Figure 1 represents a complex, heavily folded but non-self-intersecting, tetrahedral symmetric polyhedron with 24 vertices, 84 edges and 56 faces, corresponding to an Euler characteristic of -4 and thus a genus of 3. Figure 2, with the same count of faces, edges and vertices and octahedral symmetry, is easier to visualize but contains self-intersections. In both cases all faces are triangular and seven of them meet at each vertex, corresponding to the ratio 56/24=7/3 between faces and vertices.

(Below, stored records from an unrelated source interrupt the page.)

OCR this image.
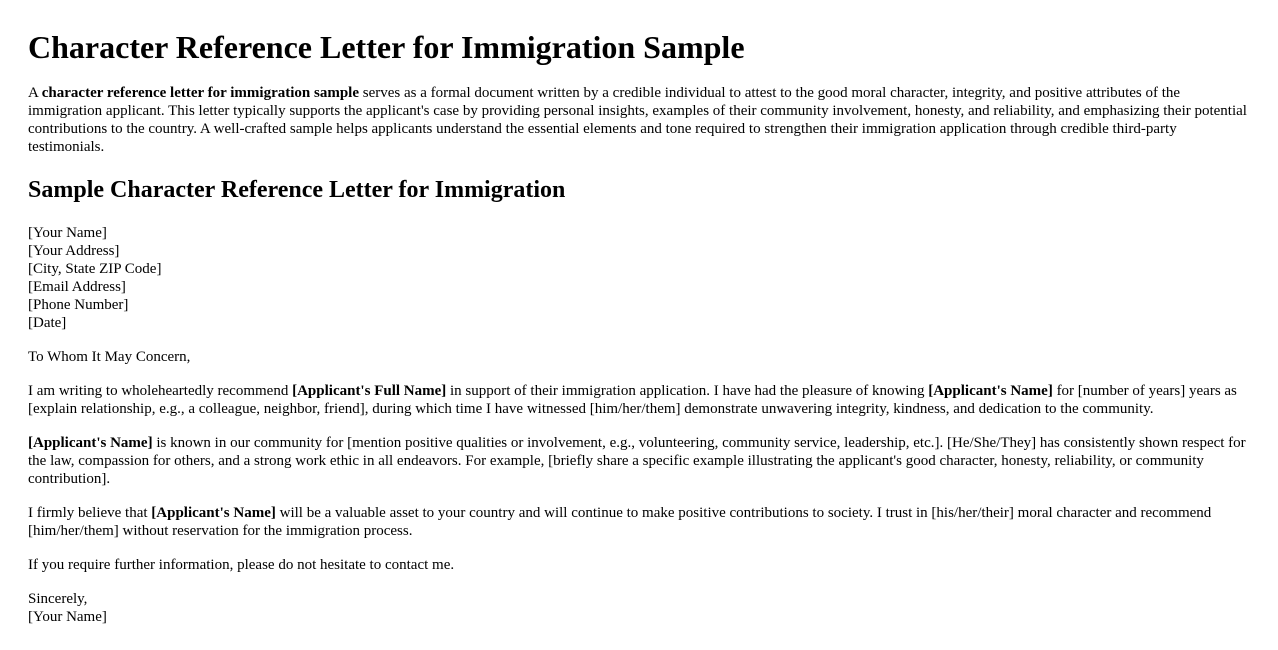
Character Reference Letter for Immigration Sample

A character reference letter for immigration sample serves as a formal document written by a credible individual to attest to the good moral character, integrity, and positive attributes of the immigration applicant. This letter typically supports the applicant's case by providing personal insights, examples of their community involvement, honesty, and reliability, and emphasizing their potential contributions to the country. A well-crafted sample helps applicants understand the essential elements and tone required to strengthen their immigration application through credible third-party testimonials.

Sample Character Reference Letter for Immigration

[Your Name]
[Your Address]
[City, State ZIP Code]
[Email Address]
[Phone Number]
[Date]

To Whom It May Concern,

I am writing to wholeheartedly recommend [Applicant's Full Name] in support of their immigration application. I have had the pleasure of knowing [Applicant's Name] for [number of years] years as [explain relationship, e.g., a colleague, neighbor, friend], during which time I have witnessed [him/her/them] demonstrate unwavering integrity, kindness, and dedication to the community.

[Applicant's Name] is known in our community for [mention positive qualities or involvement, e.g., volunteering, community service, leadership, etc.]. [He/She/They] has consistently shown respect for the law, compassion for others, and a strong work ethic in all endeavors. For example, [briefly share a specific example illustrating the applicant's good character, honesty, reliability, or community contribution].

I firmly believe that [Applicant's Name] will be a valuable asset to your country and will continue to make positive contributions to society. I trust in [his/her/their] moral character and recommend [him/her/them] without reservation for the immigration process.

If you require further information, please do not hesitate to contact me.

Sincerely,
[Your Name]
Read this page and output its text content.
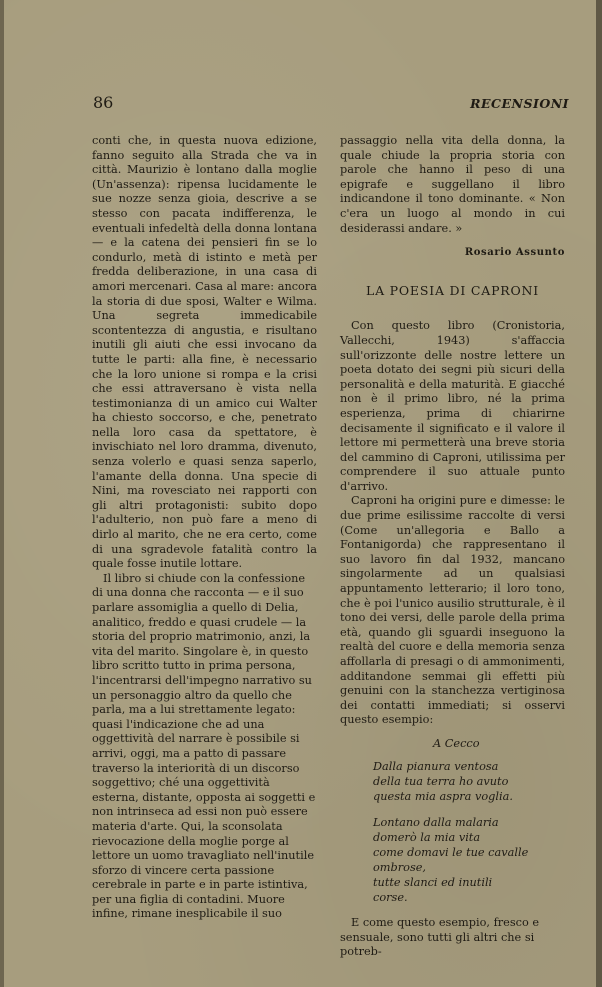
86	RECENSIONI

conti che, in questa nuova edizione, fanno seguito alla Strada che va in città. Maurizio è lontano dalla moglie (Un'assenza): ripensa lucidamente le sue nozze senza gioia, descrive a se stesso con pacata indifferenza, le eventuali infedeltà della donna lontana — e la catena dei pensieri fin se lo condurlo, metà di istinto e metà per fredda deliberazione, in una casa di amori mercenari. Casa al mare: ancora la storia di due sposi, Walter e Wilma. Una segreta immedicabile scontentezza di angustia, e risultano inutili gli aiuti che essi invocano da tutte le parti: alla fine, è necessario che la loro unione si rompa e la crisi che essi attraversano è vista nella testimonianza di un amico cui Walter ha chiesto soccorso, e che, penetrato nella loro casa da spettatore, è invischiato nel loro dramma, divenuto, senza volerlo e quasi senza saperlo, l'amante della donna. Una specie di Nini, ma rovesciato nei rapporti con gli altri protagonisti: subito dopo l'adulterio, non può fare a meno di dirlo al marito, che ne era certo, come di una sgradevole fatalità contro la quale fosse inutile lottare.

Il libro si chiude con la confessione di una donna che racconta — e il suo parlare assomiglia a quello di Delia, analitico, freddo e quasi crudele — la storia del proprio matrimonio, anzi, la vita del marito. Singolare è, in questo libro scritto tutto in prima persona, l'incentrarsi dell'impegno narrativo su un personaggio altro da quello che parla, ma a lui strettamente legato: quasi l'indicazione che ad una oggettività del narrare è possibile si arrivi, oggi, ma a patto di passare traverso la interiorità di un discorso soggettivo; ché una oggettività esterna, distante, opposta ai soggetti e non intrinseca ad essi non può essere materia d'arte. Qui, la sconsolata rievocazione della moglie porge al lettore un uomo travagliato nell'inutile sforzo di vincere certa passione cerebrale in parte e in parte istintiva, per una figlia di contadini. Muore infine, rimane inesplicabile il suo

passaggio nella vita della donna, la quale chiude la propria storia con parole che hanno il peso di una epigrafe e suggellano il libro indicandone il tono dominante. « Non c'era un luogo al mondo in cui desiderassi andare. »

Rosario Assunto

LA POESIA DI CAPRONI

Con questo libro (Cronistoria, Vallecchi, 1943) s'affaccia sull'orizzonte delle nostre lettere un poeta dotato dei segni più sicuri della personalità e della maturità. E giacché non è il primo libro, né la prima esperienza, prima di chiarirne decisamente il significato e il valore il lettore mi permetterà una breve storia del cammino di Caproni, utilissima per comprendere il suo attuale punto d'arrivo.

Caproni ha origini pure e dimesse: le due prime esilissime raccolte di versi (Come un'allegoria e Ballo a Fontanigorda) che rappresentano il suo lavoro fin dal 1932, mancano singolarmente ad un qualsiasi appuntamento letterario; il loro tono, che è poi l'unico ausilio strutturale, è il tono dei versi, delle parole della prima età, quando gli sguardi inseguono la realtà del cuore e della memoria senza affollarla di presagi o di ammonimenti, additandone semmai gli effetti più genuini con la stanchezza vertiginosa dei contatti immediati; si osservi questo esempio:

A Cecco
Dalla pianura ventosa
della tua terra ho avuto
questa mia aspra voglia.
Lontano dalla malaria
domerò la mia vita
come domavi le tue cavalle
ombrose,
tutte slanci ed inutili
corse.

E come questo esempio, fresco e sensuale, sono tutti gli altri che si potreb-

Schulte and Willis [3] list regular polyhedral maps of genus from 2 to 6, or more precisely genus 3,5, or 6 as none exist with genus 2 or 4. The triangular solutions for $n=7$ are the Klein quartic models described above. Additional solutions, both non-self-intersecting and self-intersecting with higher symmetry, are identified with $n=8$ and $n=10$, the former including two different polyhedra with different face/edge/vertex sizes and different genus. In general, solutions for a given $n\ge 7$ require higher genus to accommodate more faces, so only a finite number of solutions can be realized for any $n$ with a bounded genus.

Reference [3] also includes low-genus hyperbolic polyhedra made with squares, pentagons or hexagons.

References

1. E. Schulte, J.M. Wills, "A polyhedral realization of Felix Klein's map on a Riemann surface of genus 3", J. London Math. Soc. 32 (1985) 539-547.

2. E. Schulte, J.M. Wills, "Kepler-Poinsot-type realization of regular maps of Klein, Fricke, Gordon and Sherk", Canad. Math. Bull. 30 (1987) 155-164.

3. Egon Schulte and Jorg M. Wills, "Convex-Faced Combinatorially Regular Polyhedra of Small Genus", Symmetry 2012, 4, 1-14; doi:10.3390/sym4010001.